I discovered that Dr. ENT wasn't sure they would be able to reintubate, so he was prepared to trach him right there at the bedside, but we didn't have to, and we scheduled trach surgery then and there. He wasn't pushing it. It was totally our decision. We sat down after Aaron was stable again and I said, "we need a trach."
He replied, "if you want to keep him, you need a trach."
And that was that.
My parents were teaching in China at the time and as I spoke with them, my dad gently asked, "will you ever be ready to let him go?"
I thought, and said, "I don't think so."
He nodded and gently said, "that's good to know."
But that brings us to today, or this week, or whatever. The present day.
Aaron had surgery nine days ago to fix a hole between an artery and a vein in his groin area in hopes that it could relieve some of the load on his heart. I can not believe the difference!
Prior to surgery, in fact for the past few years, we've been accepting sats of 77% or greater. That one took me a while to wrap my brain around. We were running 6-8 liters of oxygen just to maintain that. With the switch to the new vent the end of July, it got a lot better. We were usually on 2-4 liters and hanging a little higher in the low to mid 80's on his sats. And his feet were often 10-15 points lower than his hands because of that hole, the pressures in his heart, and the fact that we had widened the PDA (hole between his aorta and pulmonary artery) to relieve some of that pressure.

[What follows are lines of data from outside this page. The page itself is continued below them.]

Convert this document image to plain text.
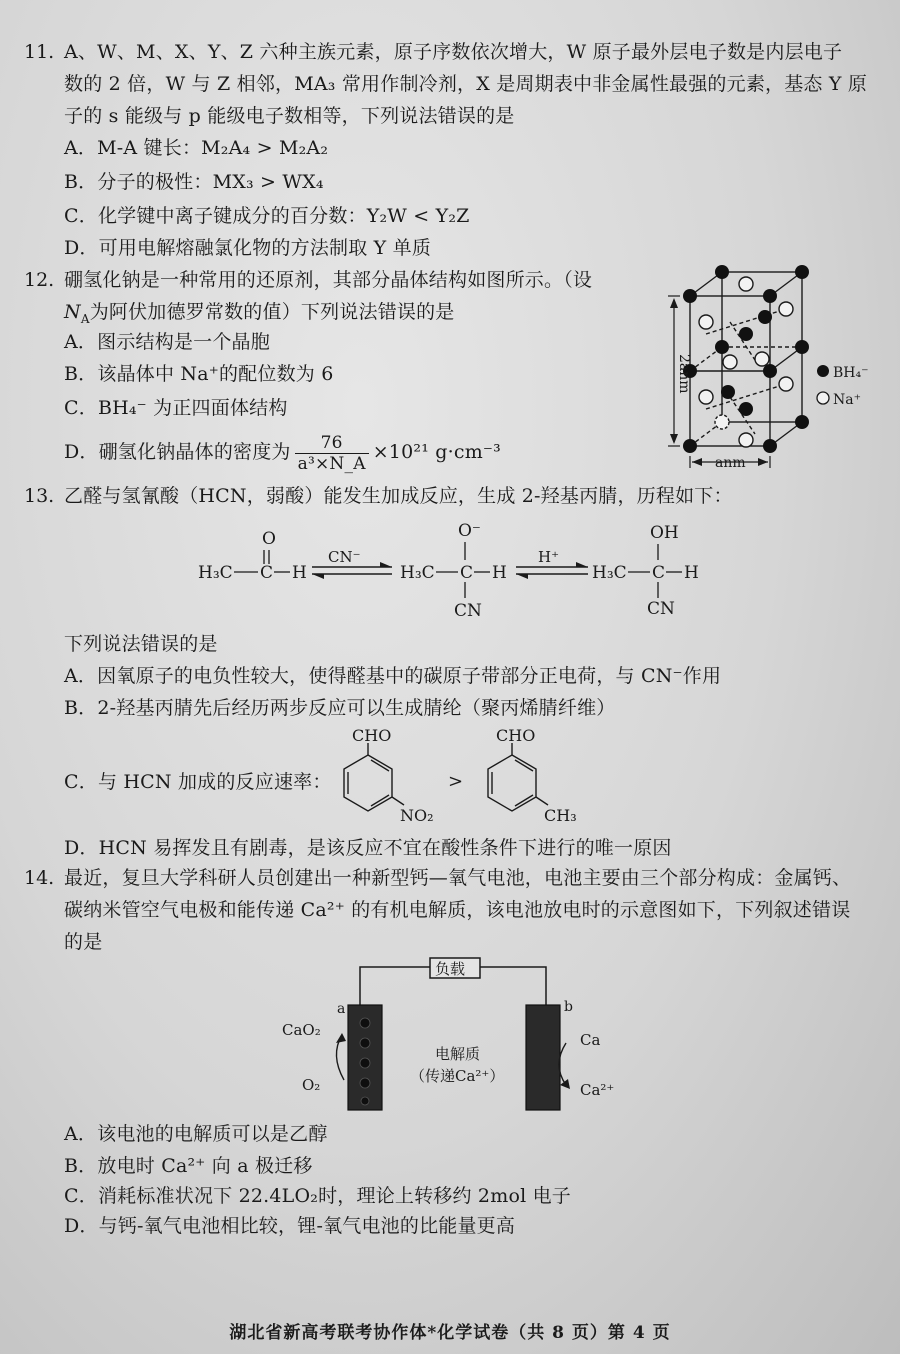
11. A、W、M、X、Y、Z 六种主族元素，原子序数依次增大，W 原子最外层电子数是内层电子
数的 2 倍，W 与 Z 相邻，MA₃ 常用作制冷剂，X 是周期表中非金属性最强的元素，基态 Y 原
子的 s 能级与 p 能级电子数相等，下列说法错误的是
A．M-A 键长：M₂A₄ > M₂A₂
B．分子的极性：MX₃ > WX₄
C．化学键中离子键成分的百分数：Y₂W < Y₂Z
D．可用电解熔融氯化物的方法制取 Y 单质
12. 硼氢化钠是一种常用的还原剂，其部分晶体结构如图所示。（设
$N_A$为阿伏加德罗常数的值）下列说法错误的是
A．图示结构是一个晶胞
B．该晶体中 Na⁺的配位数为 6
C．BH₄⁻ 为正四面体结构
D．硼氢化钠晶体的密度为 $\frac{76}{\text{a³×N\_A}} \times 10^{21}$ g·cm⁻³
2anm
anm
BH₄⁻
Na⁺
13. 乙醛与氢氰酸（HCN，弱酸）能发生加成反应，生成 2-羟基丙腈，历程如下：
O
H₃C C H
CN⁻
O⁻
H₃C C H
CN
H⁺
OH
H₃C C H
CN
下列说法错误的是
A．因氧原子的电负性较大，使得醛基中的碳原子带部分正电荷，与 CN⁻作用
B．2-羟基丙腈先后经历两步反应可以生成腈纶（聚丙烯腈纤维）
C．与 HCN 加成的反应速率：
CHO
NO₂
>
CHO
CH₃
D．HCN 易挥发且有剧毒，是该反应不宜在酸性条件下进行的唯一原因
14. 最近，复旦大学科研人员创建出一种新型钙—氧气电池，电池主要由三个部分构成：金属钙、
碳纳米管空气电极和能传递 Ca²⁺ 的有机电解质，该电池放电时的示意图如下，下列叙述错误
的是
负载
a	b
CaO₂
O₂
Ca
Ca²⁺
电解质
（传递Ca²⁺）
A．该电池的电解质可以是乙醇
B．放电时 Ca²⁺ 向 a 极迁移
C．消耗标准状况下 22.4LO₂时，理论上转移约 2mol 电子
D．与钙-氧气电池相比较，锂-氧气电池的比能量更高
湖北省新高考联考协作体*化学试卷（共 8 页）第 4 页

|We haven't used this machine since|
before the trach.
His hands and feet are pretty close in sats now, 0-3 points apart. He's satting high 80's to low 90's, and sometimes mid 90's. And he's using 1-2 liters!!! For a while on Monday, he was actually on 3/4 of a liter!
We have not seen numbers like that since before his trach!!
I have to be honest, I'm almost afraid. I've learned that often the other shoe is just waiting to drop and I struggle to relax.
But I've also learned to take each moment and live in it and count it for good.
So right now, that's what I'm doing. I'm grateful for a cardiologist that pushed hard to make this happen, talking to different doctors and specialties to ensure we found the best path forward. I'm grateful for nurses that take such amazing care of him (and the rest of us). And I'm grateful for the past 12+ years we've had with this wonderful, silly, crazy boy of ours.